Chronique La Femme aux cheveux roux de Orhan Pamuk

  • Orhan Pamuk
  • Traduit du turc par Valérie Gay-Aksoy
  • Coll. «Du monde entier»
  • Gallimard
  • 14/03/2019
  • 298 p., 21 €

Qu’est-ce qui fait que le nouveau livre du prix Nobel de littérature nous étreint tant le cœur ? Peut-être ce sentiment diffus de l’étrangeté de l’existence qui innerve ses pages et qui résonne en chacun de nous. Orhan Pamuk est plus puissant que jamais dans ce roman sur la filiation, digne d’une tragédie grecque.

Istanbul, années 1980. Le jeune Cem vit avec sa mère dans le quartier stambouliote de Besiktas. Le père, pharmacien et communiste, n’est jamais revenu au domicile, un soir d’automne, emportant avec lui son odeur de savon et de médicaments.
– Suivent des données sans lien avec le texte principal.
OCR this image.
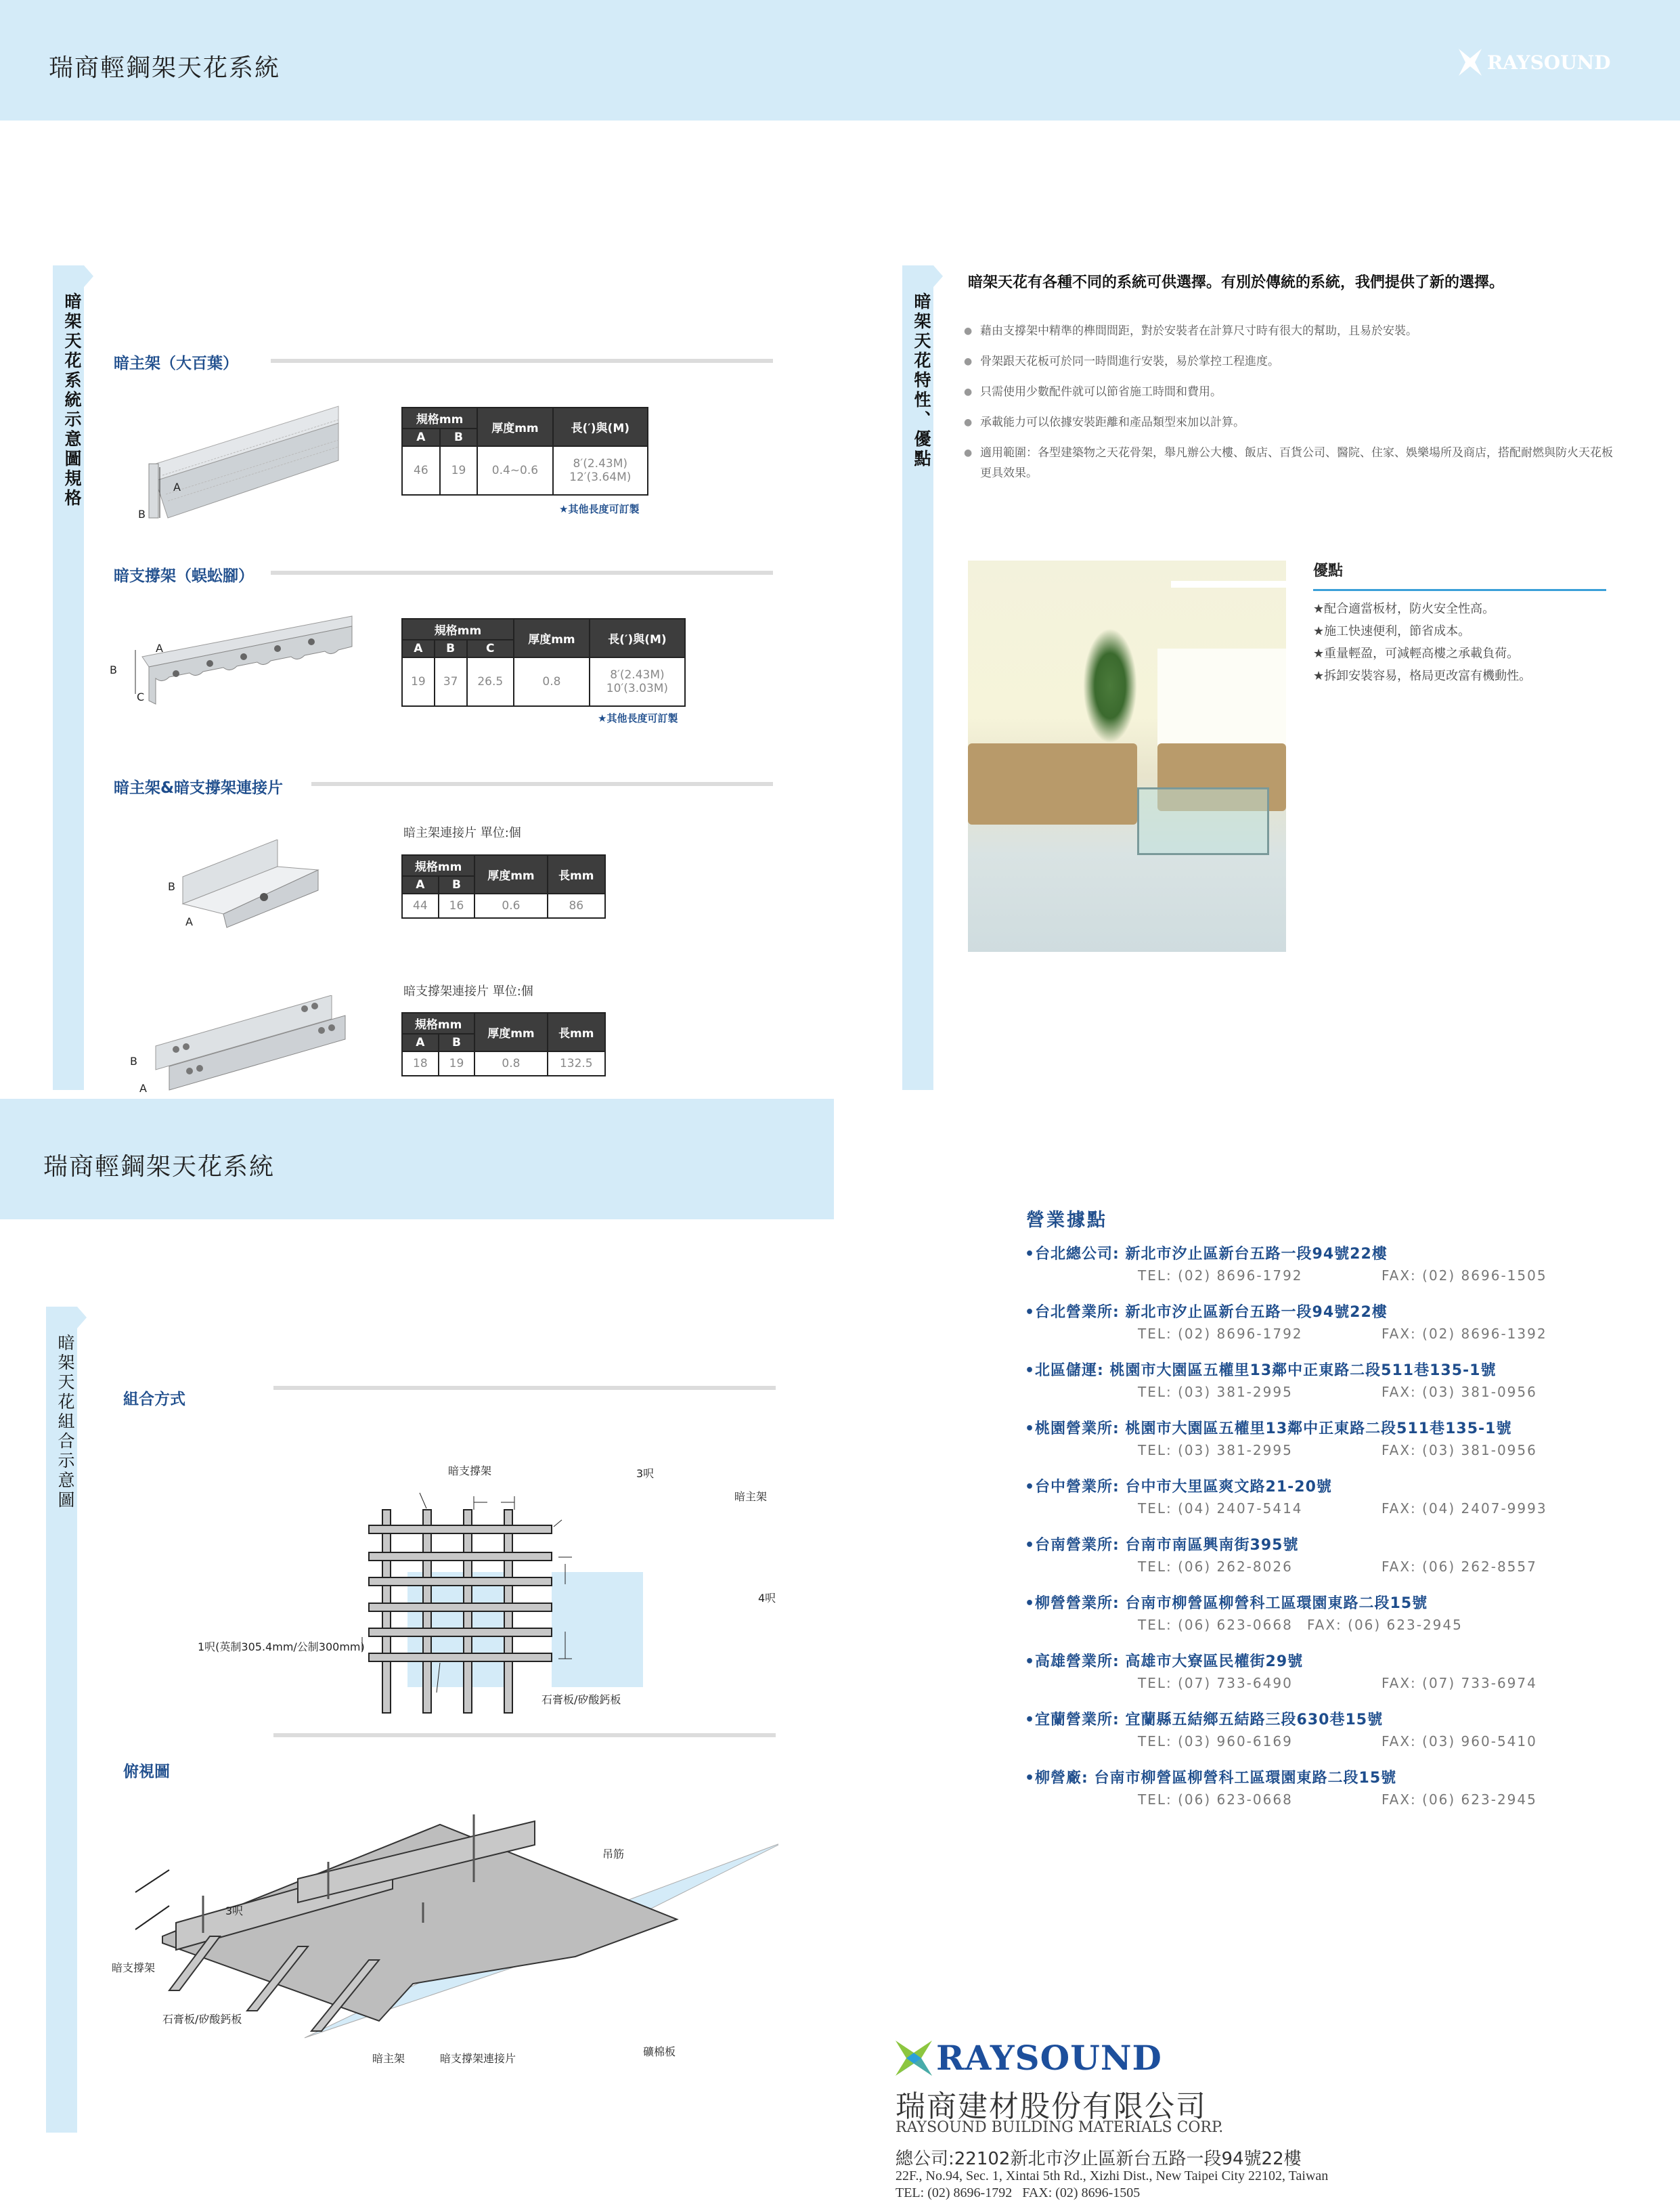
瑞商輕鋼架天花系統	RAYSOUND
暗架天花系統示意圖規格 暗主架（大百葉）
A
B
規格mm		厚度mm	長(′)與(M)
A	B		
46	19	0.4~0.6	8′(2.43M)
12′(3.64M)
★其他長度可訂製
暗支撐架（蜈蚣腳）
A
B
C
規格mm			厚度mm	長(′)與(M)
A	B	C		
19	37	26.5	0.8	8′(2.43M)
10′(3.03M)
★其他長度可訂製
暗主架&暗支撐架連接片
暗主架連接片 單位:個
B
A
規格mm		厚度mm	長mm
A	B		
44	16	0.6	86
暗支撐架連接片 單位:個
B
A
規格mm		厚度mm	長mm
A	B		
18	19	0.8	132.5
暗架天花特性、優點
暗架天花有各種不同的系統可供選擇。有別於傳統的系統，我們提供了新的選擇。
● 藉由支撐架中精準的榫間間距，對於安裝者在計算尺寸時有很大的幫助，且易於安裝。
● 骨架跟天花板可於同一時間進行安裝，易於掌控工程進度。
● 只需使用少數配件就可以節省施工時間和費用。
● 承載能力可以依據安裝距離和產品類型來加以計算。
● 適用範圍：各型建築物之天花骨架，舉凡辦公大樓、飯店、百貨公司、醫院、住家、娛樂場所及商店，搭配耐燃與防火天花板更具效果。
優點
★配合適當板材，防火安全性高。
★施工快速便利，節省成本。
★重量輕盈，可減輕高樓之承載負荷。
★拆卸安裝容易，格局更改富有機動性。
瑞商輕鋼架天花系統
暗架天花組合示意圖	組合方式
暗支撐架	3呎
暗主架
4呎
1呎(英制305.4mm/公制300mm)
石膏板/矽酸鈣板
俯視圖
吊筋
3呎
暗支撐架
石膏板/矽酸鈣板
暗主架	暗支撐架連接片
礦棉板
營業據點
•台北總公司: 新北市汐止區新台五路一段94號22樓
TEL: (02) 8696-1792	FAX: (02) 8696-1505
•台北營業所: 新北市汐止區新台五路一段94號22樓
TEL: (02) 8696-1792	FAX: (02) 8696-1392
•北區儲運: 桃園市大園區五權里13鄰中正東路二段511巷135-1號
TEL: (03) 381-2995	FAX: (03) 381-0956
•桃園營業所: 桃園市大園區五權里13鄰中正東路二段511巷135-1號
TEL: (03) 381-2995	FAX: (03) 381-0956
•台中營業所: 台中市大里區爽文路21-20號
TEL: (04) 2407-5414	FAX: (04) 2407-9993
•台南營業所: 台南市南區興南街395號
TEL: (06) 262-8026	FAX: (06) 262-8557
•柳營營業所: 台南市柳營區柳營科工區環園東路二段15號
TEL: (06) 623-0668	FAX: (06) 623-2945
•高雄營業所: 高雄市大寮區民權街29號
TEL: (07) 733-6490	FAX: (07) 733-6974
•宜蘭營業所: 宜蘭縣五結鄉五結路三段630巷15號
TEL: (03) 960-6169	FAX: (03) 960-5410
•柳營廠: 台南市柳營區柳營科工區環園東路二段15號
TEL: (06) 623-0668	FAX: (06) 623-2945
RAYSOUND
瑞商建材股份有限公司
RAYSOUND BUILDING MATERIALS CORP.
總公司:22102新北市汐止區新台五路一段94號22樓
22F., No.94, Sec. 1, Xintai 5th Rd., Xizhi Dist., New Taipei City 22102, Taiwan
TEL: (02) 8696-1792   FAX: (02) 8696-1505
Pour gagner un peu d’argent avant son entrée à l’université, le jeune homme devient, le temps d’un été, apprenti auprès d’un maître puisatier. Des journées entières, sous une chaleur accablante, les deux hommes manœuvrent treuil, pioches et pelles pour forer dans les tréfonds de la terre à la recherche d’eau. La rudesse de la tâche est adoucie par les innombrables histoires que lui raconte le bienveillant Maître Mahmut, sous le ciel étoilé, « comme s’il les avait lui-même vécues », et les escapades au village voisin pour aller siroter un raki. C’est l’été des découvertes pour Cem qui, au détour d’une rue, tombe éperdument amoureux d’une comédienne aux cheveux roux. Mais cette parenthèse enchantée se brise à la suite d’un accident sur le chantier. Cem prend la fuite. Les années passant, rongé par la souffrance et la culpabilité, il n’aura de cesse de tenter d’oublier ce qui s’est passé, tout en ressentant l’envie irrépressible de retourner sur le lieu de ce double apprentissage. Son métier d’ingénieur géologue lui rappelle aussi son ancien maître et sa faute de jeunesse. Comment vivre entre passé, présent et futur, avec cette chose étrange en soi qu’est l’énigme de la vie, sans figure paternelle ? Dans ce roman de formation aux tonalités dostoïevskiennes, dans lequel les personnages sont épris d’histoires et de légendes, Orhan Pamuk sonde les relations père/fils, la transmission et l’identité. Pour ce faire, il convoque la force de mythes anciens, dont celui d’Œdipe, pour interroger le destin et la place de la liberté. Au fil des pages, le télescopage entre cette fable contemporaine et ces récits ancestraux invite à penser la valeur et le poids des traditions dans une société en pleine évolution, qui se métamorphose à bride abattue. « Nous avons tous plusieurs pères dans ce pays : la patrie, Dieu, les militaires, les chefs de la mafia… Personne ne peut survivre sans père ici », écrit l’auteur non sans ironie. Avec ce beau roman qui explore aussi bien les tréfonds de la terre que ceux de l’être humain, l’écrivain turc poursuit ainsi la biographie de son pays, dont l’Histoire est en train de s’écrire, et épingle ses dérives autoritaires. Un conte initiatique inoubliable où esprit et tendresse font merveille.